The nearly century-long rhythm of summers at these ballparks is at risk, though, as Major League Baseball (MLB) recently extinguished 40 minor league franchises, and could have their sights set on more minor and independent league teams. Additionally, the minor league teams that escape elimination are vulnerable to being gobbled up by private equity investors like Silver Lake, which reportedly has up to 40 of minor league baseball’s remaining 120 teams in its crosshairs.
One of the towns that was stripped of its minor league team is Batavia, in upstate New York. Baseball in Batavia was resurrected, though, through the devoted efforts of a new team owner who, along with a supportive City Manager and devoted fans, established a new team now competing in a college amateur league. I will chronicle how this team - the Muckdogs of the Perfect Game League - has worked to establish a foothold in the void left by MLB. I will, however, also visit a number of additional towns where - for now at least - baseball continues to enjoy a rich tradition, places where, in the words of one fan, “for 34 nights a year, we have something that tells us things are gonna be OK.”
MLB’s contraction plan drastically scaling back the minor league footprint in smaller communities aligns with an increasingly winner-take-all economy, where a handful of individuals and corporations grow fabulously wealthy while much of America is left behind. First went the local factory, off to China, followed by the local grocery store, swallowed by Walmart.

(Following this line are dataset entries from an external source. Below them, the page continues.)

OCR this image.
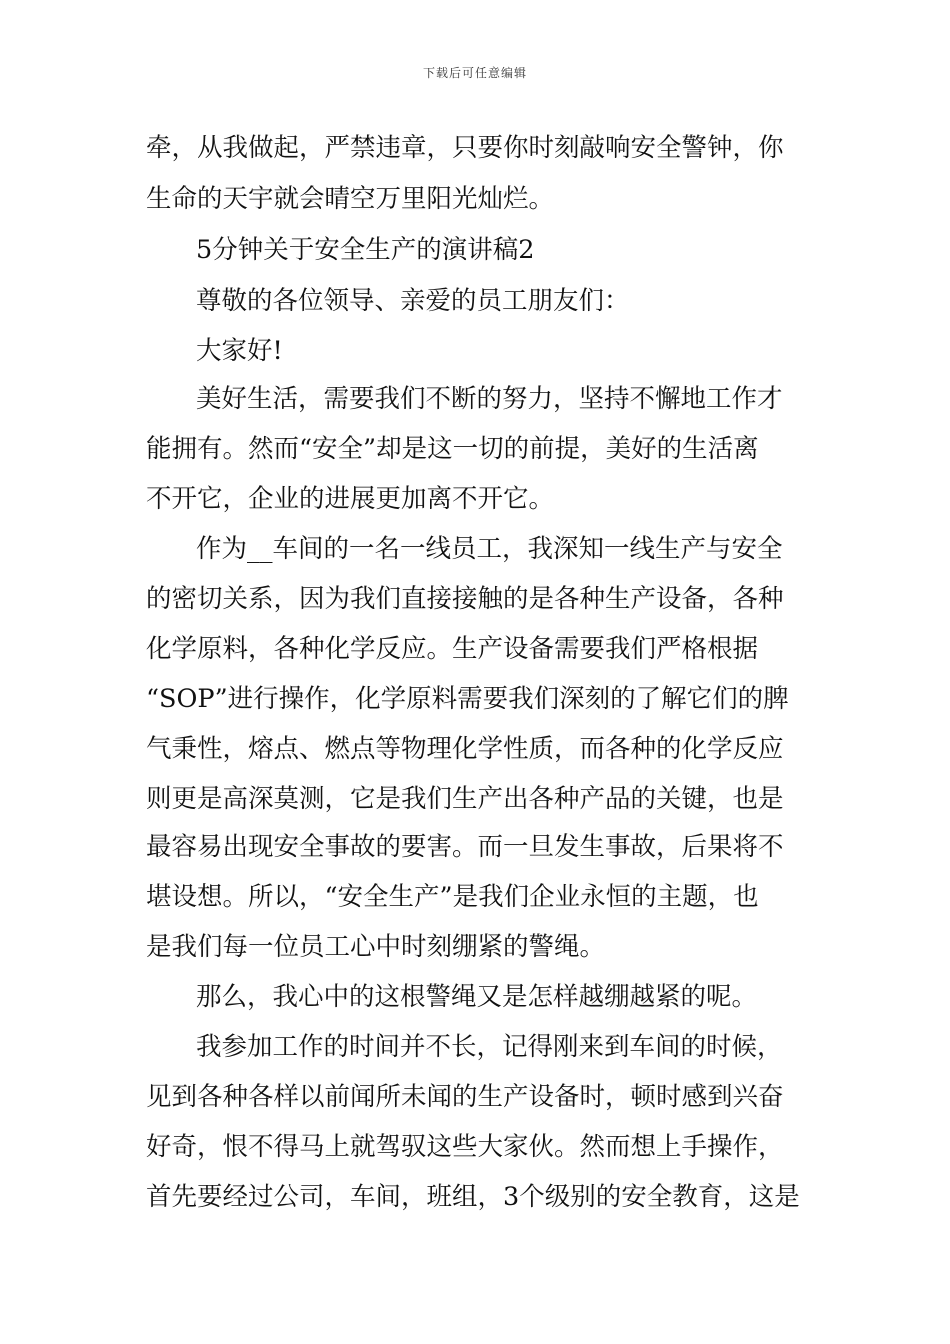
下载后可任意编辑
牵，从我做起，严禁违章，只要你时刻敲响安全警钟，你
生命的天宇就会晴空万里阳光灿烂。
5分钟关于安全生产的演讲稿2
尊敬的各位领导、亲爱的员工朋友们：
大家好!
美好生活，需要我们不断的努力，坚持不懈地工作才
能拥有。然而“安全”却是这一切的前提，美好的生活离
不开它，企业的进展更加离不开它。
作为__车间的一名一线员工，我深知一线生产与安全
的密切关系，因为我们直接接触的是各种生产设备，各种
化学原料，各种化学反应。生产设备需要我们严格根据
“SOP”进行操作，化学原料需要我们深刻的了解它们的脾
气秉性，熔点、燃点等物理化学性质，而各种的化学反应
则更是高深莫测，它是我们生产出各种产品的关键，也是
最容易出现安全事故的要害。而一旦发生事故，后果将不
堪设想。所以，“安全生产”是我们企业永恒的主题，也
是我们每一位员工心中时刻绷紧的警绳。
那么，我心中的这根警绳又是怎样越绷越紧的呢。
我参加工作的时间并不长，记得刚来到车间的时候，
见到各种各样以前闻所未闻的生产设备时，顿时感到兴奋
好奇，恨不得马上就驾驭这些大家伙。然而想上手操作，
首先要经过公司，车间，班组，3个级别的安全教育，这是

Then the local diner was eaten by fast food chains, as the local movie theater disappeared into AMC & Netflix. And then, of course, anything that had managed to survive the carnage thus far was wiped out by Amazon. And now, the same sad story is beginning to be played out on our baseball fields as well.

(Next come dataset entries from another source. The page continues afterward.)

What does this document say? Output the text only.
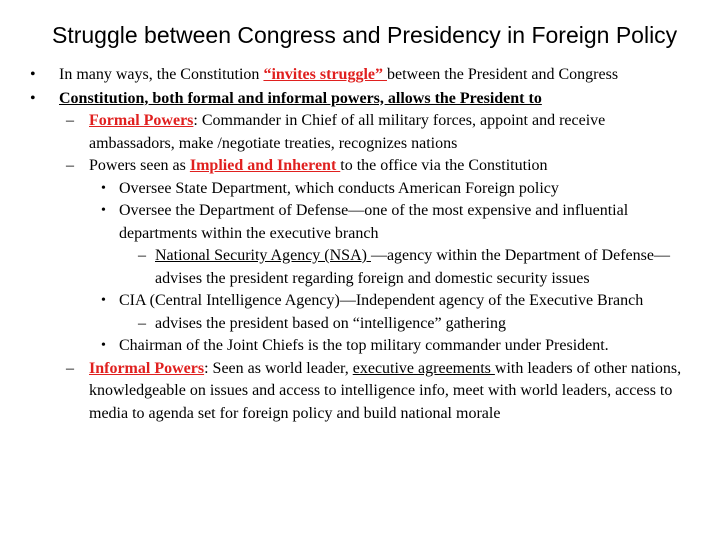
Struggle between Congress and Presidency in Foreign Policy
• In many ways, the Constitution “invites struggle” between the President and Congress
• Constitution, both formal and informal powers, allows the President to
– Formal Powers: Commander in Chief of all military forces, appoint and receive ambassadors, make /negotiate treaties, recognizes nations
– Powers seen as Implied and Inherent to the office via the Constitution
• Oversee State Department, which conducts American Foreign policy
• Oversee the Department of Defense—one of the most expensive and influential departments within the executive branch
– National Security Agency (NSA) —agency within the Department of Defense—advises the president regarding foreign and domestic security issues
• CIA (Central Intelligence Agency)—Independent agency of the Executive Branch
– advises the president based on “intelligence” gathering
• Chairman of the Joint Chiefs is the top military commander under President.
– Informal Powers: Seen as world leader, executive agreements with leaders of other nations, knowledgeable on issues and access to intelligence info, meet with world leaders, access to media to agenda set for foreign policy and build national morale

In MLB, millionaires play for billionaires, in front of urban and suburban fans who must cough up hundreds of dollars on tickets and concessions. Meanwhile in the low minors and college summer leagues, admission is five bucks and the promotions endless: Dollar Mondays, Taco Tuesdays, and Thirsty Thursdays dot the schedule. A family of four can get parking, two adult tickets, two child tickets, four hot dogs, two sodas, two beers, and a program for around $50, less than half the price of two nosebleed seats in the Bronx. Players in the low minors struggle to get by on less than $5,000 for the entire season while Bryce Harper of the Philadelphia Phillies will make roughly $1,000 for every minute he is on the field, and $63,000 per at-bat, over the course of his 162-game season. That means he will make more per at bat than a child care provider in North Carolina will earn in three years.
There is a spirit that is manifested during nights at the small-town ballpark, though, one that is hard to articulate yet impossible to miss. In this version of the story, we see the American small town not as helpless victim, but instead as a source of hope, albeit one that is imperiled by the insatiable appetite of capitalism—without-conscience, a shadow that has been encroaching for decades now.

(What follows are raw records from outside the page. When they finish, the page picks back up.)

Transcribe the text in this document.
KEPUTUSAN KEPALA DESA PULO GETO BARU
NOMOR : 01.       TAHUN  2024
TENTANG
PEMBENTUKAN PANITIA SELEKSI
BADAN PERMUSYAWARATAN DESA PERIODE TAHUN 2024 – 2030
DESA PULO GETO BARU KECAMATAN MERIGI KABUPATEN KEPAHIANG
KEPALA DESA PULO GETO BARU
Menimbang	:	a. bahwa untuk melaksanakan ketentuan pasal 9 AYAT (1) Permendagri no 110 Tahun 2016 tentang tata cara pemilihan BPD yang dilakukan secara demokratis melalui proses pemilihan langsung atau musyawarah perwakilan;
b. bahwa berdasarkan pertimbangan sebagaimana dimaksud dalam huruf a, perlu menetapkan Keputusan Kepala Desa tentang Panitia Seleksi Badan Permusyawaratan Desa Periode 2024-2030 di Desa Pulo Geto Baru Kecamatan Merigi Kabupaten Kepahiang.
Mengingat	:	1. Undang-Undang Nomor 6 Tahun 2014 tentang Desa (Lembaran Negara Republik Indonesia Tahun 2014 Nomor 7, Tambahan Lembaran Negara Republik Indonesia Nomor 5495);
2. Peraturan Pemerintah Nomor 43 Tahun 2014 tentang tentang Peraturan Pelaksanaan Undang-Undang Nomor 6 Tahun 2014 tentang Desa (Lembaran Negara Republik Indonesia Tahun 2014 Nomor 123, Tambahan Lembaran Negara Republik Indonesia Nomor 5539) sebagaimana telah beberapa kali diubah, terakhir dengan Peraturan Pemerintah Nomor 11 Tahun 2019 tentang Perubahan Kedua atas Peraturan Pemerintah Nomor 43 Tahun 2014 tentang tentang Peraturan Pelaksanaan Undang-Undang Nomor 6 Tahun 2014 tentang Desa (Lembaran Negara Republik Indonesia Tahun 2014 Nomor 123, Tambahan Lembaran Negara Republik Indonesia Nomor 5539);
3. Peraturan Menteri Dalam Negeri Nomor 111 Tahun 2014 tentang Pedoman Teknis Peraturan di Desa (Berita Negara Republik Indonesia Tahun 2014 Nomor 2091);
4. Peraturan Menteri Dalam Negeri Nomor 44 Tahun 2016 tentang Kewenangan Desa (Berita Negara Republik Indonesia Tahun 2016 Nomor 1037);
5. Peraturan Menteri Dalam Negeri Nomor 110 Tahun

Maybe some answers to what ails us can be discovered under the lights in places like Dwyer Stadium in Batavia, New York, where the bleachers bend under modern day forces, but have yet to break.
Baseball is the latest battleground upon which we see the forces of Wall Street taking on Main Street, two competing visions for the future of America. I will chronicle the struggle by documenting the experiences of those on its front lines, seen through the prism of one of the most American things we have.